Are these isolated shortages an early warning that there's less slack in the economy than commonly believed? If so, more bottlenecks could form as the economy gains speed and demand grows. And that, in turn, could drive up prices and force the Federal Reserve to raise rates before the recovery ever hits its stride.
Inflation hawks such as James B. Bullard, president of the Federal Reserve Bank of St. Louis, remember the deep recession of 1974-75, when the Fed overestimated the amount of unused productive capacity in the system. As a result of that mistake, the Fed kept monetary policy too easy and wound up with high inflation. Says Bullard: "I don't want to replay the '70s."
Bullard is in a minority, to be sure.
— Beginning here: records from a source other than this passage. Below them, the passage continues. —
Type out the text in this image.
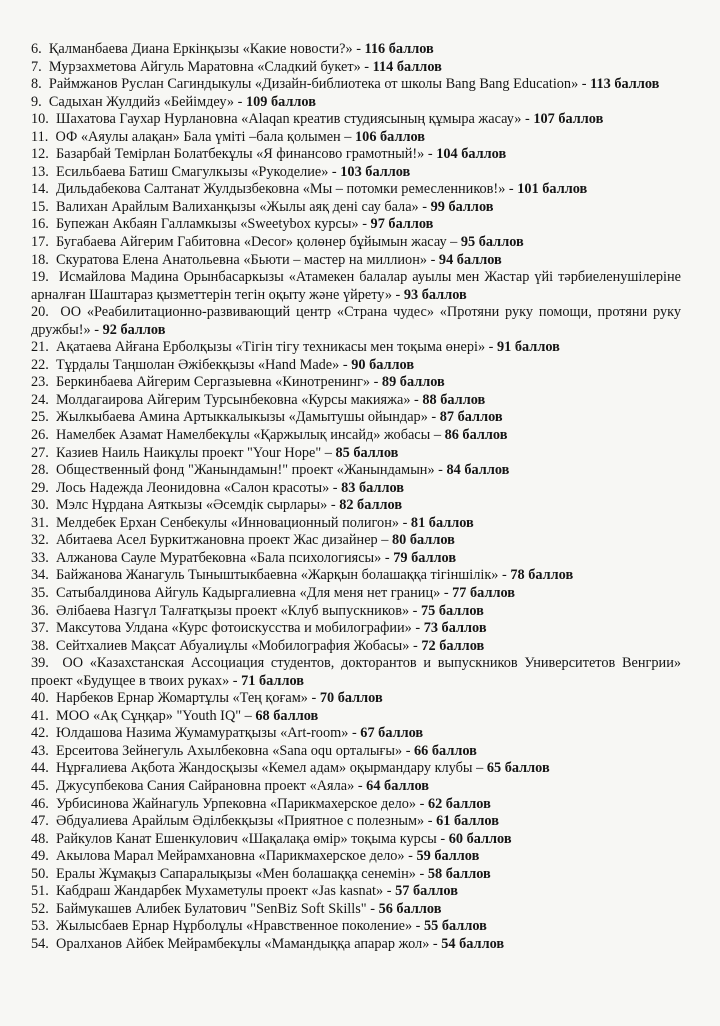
6. Қалманбаева Диана Еркінқызы «Какие новости?» - 116 баллов
7. Мурзахметова Айгуль Маратовна «Сладкий букет» - 114 баллов
8. Раймжанов Руслан Сагиндыкулы «Дизайн-библиотека от школы Bang Bang Education» - 113 баллов
9. Садыхан Жулдийз «Бейімдеу» - 109 баллов
10. Шахатова Гаухар Нурлановна «Alaqan креатив студиясының құмыра жасау» - 107 баллов
11. ОФ «Аяулы алақан» Бала үміті –бала қолымен – 106 баллов
12. Базарбай Темірлан Болатбекұлы «Я финансово грамотный!» - 104 баллов
13. Есильбаева Батиш Смагулкызы «Рукоделие» - 103 баллов
14. Дильдабекова Салтанат Жулдызбековна «Мы – потомки ремесленников!» - 101 баллов
15. Валихан Арайлым Валиханқызы «Жылы аяқ дені сау бала» - 99 баллов
16. Бупежан Акбаян Галламкызы «Sweetybox курсы» - 97 баллов
17. Бугабаева Айгерим Габитовна «Decor» қолөнер бұйымын жасау – 95 баллов
18. Скуратова Елена Анатольевна «Бьюти – мастер на миллион» - 94 баллов
19. Исмайлова Мадина Орынбасаркызы «Атамекен балалар ауылы мен Жастар үйі тәрбиеленушілеріне арналған Шаштараз қызметтерін тегін оқыту және үйрету» - 93 баллов
20. ОО «Реабилитационно-развивающий центр «Страна чудес» «Протяни руку помощи, протяни руку дружбы!» - 92 баллов
21. Ақатаева Айғана Ерболқызы «Тігін тігу техникасы мен тоқыма өнері» - 91 баллов
22. Тұрдалы Таңшолан Әжібекқызы «Hand Made» - 90 баллов
23. Беркинбаева Айгерим Сергазыевна «Кинотренинг» - 89 баллов
24. Молдагаирова Айгерим Турсынбековна «Курсы макияжа» - 88 баллов
25. Жылкыбаева Амина Артыккалыкызы «Дамытушы ойындар» - 87 баллов
26. Намелбек Азамат Намелбекұлы «Қаржылық инсайд» жобасы – 86 баллов
27. Казиев Наиль Наикұлы проект "Your Hope" – 85 баллов
28. Общественный фонд "Жанындамын!" проект «Жанындамын» - 84 баллов
29. Лось Надежда Леонидовна «Салон красоты» - 83 баллов
30. Мэлс Нұрдана Аяткызы «Әсемдік сырлары» - 82 баллов
31. Мелдебек Ерхан Сенбекулы «Инновационный полигон» - 81 баллов
32. Абитаева Асел Буркитжановна проект Жас дизайнер – 80 баллов
33. Алжанова Сауле Муратбековна «Бала психологиясы» - 79 баллов
34. Байжанова Жанагуль Тыныштыкбаевна «Жарқын болашаққа тігіншілік» - 78 баллов
35. Сатыбалдинова Айгуль Кадыргалиевна «Для меня нет границ» - 77 баллов
36. Әлібаева Назгүл Талғатқызы проект «Клуб выпускников» - 75 баллов
37. Максутова Улдана «Курс фотоискусства и мобилографии» - 73 баллов
38. Сейтхалиев Мақсат Абуалиұлы «Мобилография Жобасы» - 72 баллов
39. ОО «Казахстанская Ассоциация студентов, докторантов и выпускников Университетов Венгрии» проект «Будущее в твоих руках» - 71 баллов
40. Нарбеков Ернар Жомартұлы «Тең қоғам» - 70 баллов
41. МОО «Ақ Сұңқар» "Youth IQ" – 68 баллов
42. Юлдашова Назима Жумамуратқызы «Art-room» - 67 баллов
43. Ерсеитова Зейнегуль Ахылбековна «Sana oqu орталығы» - 66 баллов
44. Нұрғалиева Ақбота Жандосқызы «Кемел адам» оқырмандару клубы – 65 баллов
45. Джусупбекова Сания Сайрановна проект «Аяла» - 64 баллов
46. Урбисинова Жайнагуль Урпековна «Парикмахерское дело» - 62 баллов
47. Әбдуалиева Арайлым Әділбекқызы «Приятное с полезным» - 61 баллов
48. Райкулов Канат Ешенкулович «Шақалақа өмір» тоқыма курсы - 60 баллов
49. Акылова Марал Мейрамхановна «Парикмахерское дело» - 59 баллов
50. Ералы Жұмақыз Сапаралықызы «Мен болашаққа сенемін» - 58 баллов
51. Кабдраш Жандарбек Мухаметулы проект «Jas kasnat» - 57 баллов
52. Баймукашев Алибек Булатович "SenBiz Soft Skills" - 56 баллов
53. Жылысбаев Ернар Нұрболұлы «Нравственное поколение» - 55 баллов
54. Оралханов Айбек Мейрамбекұлы «Мамандыққа апарар жол» - 54 баллов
The predominant view among economists, business executives, and supply-chain experts is that shortages are mostly short-term problems that won't harm the overall economy. They say the bigger and scarier risk is deflation: an economic contraction that causes falling prices, more unemployment, and bankruptcies.
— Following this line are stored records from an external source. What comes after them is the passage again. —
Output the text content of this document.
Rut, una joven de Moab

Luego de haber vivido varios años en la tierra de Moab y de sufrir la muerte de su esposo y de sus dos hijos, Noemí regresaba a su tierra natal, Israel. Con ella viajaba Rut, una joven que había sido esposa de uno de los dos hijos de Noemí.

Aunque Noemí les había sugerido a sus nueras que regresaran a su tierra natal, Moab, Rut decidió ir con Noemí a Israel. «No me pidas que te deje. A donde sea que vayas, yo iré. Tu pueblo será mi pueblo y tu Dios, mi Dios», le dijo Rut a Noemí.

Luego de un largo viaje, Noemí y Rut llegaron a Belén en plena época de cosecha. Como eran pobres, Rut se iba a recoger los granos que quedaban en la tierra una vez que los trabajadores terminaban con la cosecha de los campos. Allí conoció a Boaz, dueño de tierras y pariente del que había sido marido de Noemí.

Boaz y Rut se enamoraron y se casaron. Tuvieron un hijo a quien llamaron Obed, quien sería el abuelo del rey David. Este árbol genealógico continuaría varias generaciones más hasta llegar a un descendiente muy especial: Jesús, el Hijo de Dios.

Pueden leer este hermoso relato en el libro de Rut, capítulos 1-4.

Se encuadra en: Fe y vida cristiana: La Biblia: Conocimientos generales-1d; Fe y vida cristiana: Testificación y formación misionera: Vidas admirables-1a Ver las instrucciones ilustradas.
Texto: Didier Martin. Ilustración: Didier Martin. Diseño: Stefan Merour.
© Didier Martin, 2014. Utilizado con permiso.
Nevertheless, even some economists who worry mostly about sluggish demand and falling prices say it's worth considering the possibility of inflationary glitches in the supply chain. For one thing, the ongoing credit crunch may be having some unexpected consequences. If weakened companies can't raise the funds they need to expand their capacity, they won't be able to respond to increasing demand. That could produce some ugly combination of higher prices and constrained growth—in a word, stagflation.
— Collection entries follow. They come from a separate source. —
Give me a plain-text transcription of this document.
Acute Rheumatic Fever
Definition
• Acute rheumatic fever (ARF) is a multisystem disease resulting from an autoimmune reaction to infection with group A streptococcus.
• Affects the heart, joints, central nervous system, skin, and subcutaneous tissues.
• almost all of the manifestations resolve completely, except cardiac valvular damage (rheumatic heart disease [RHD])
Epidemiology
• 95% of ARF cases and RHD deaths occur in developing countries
Factory closings have recently reduced U.S. industrial capacity at the fastest pace since record keeping began in 1967. David Hensley, global economics coordinator for JPMorgan Chase (JPM), calls himself a "big believer" in the danger of deflation but adds: "This is a unique environment with lots of crosscurrents. I don't think we want to be overly wedded to one model" that says deflation is the only risk.
The auto sector would seem to be one that's vulnerable to supply disruptions despite the massive decline in sales. Automakers have decreased their capacity at the most rapid pace since World War II, according to Federal Reserve data. That capacity reduction has helped prop up prices. Surprisingly, new-vehicle prices rose 1.6% in the year through September.
The cash-for-clunkers program, by spiking sales, produced shortages for selected vehicles, including the Ford (F) Escape and Chevy Cobalt. Steel and parts for the vehicles were in short supply. In an interview on Oct. 19, General Motors CEO Fritz Henderson said when he asked his staff about the shortages, "the answer came back resoundingly that it was a temporary problem." Still, the financial difficulties of auto and parts makers increase the risk that they won't be able to attract financing for needed expansions.
The Fed would have an easier time if it could focus on just one enemy, deflation. But it can't entirely ignore the opposite threat, capacity bottlenecks leading to inflation. The central bank must be prepared to fight a war on two fronts.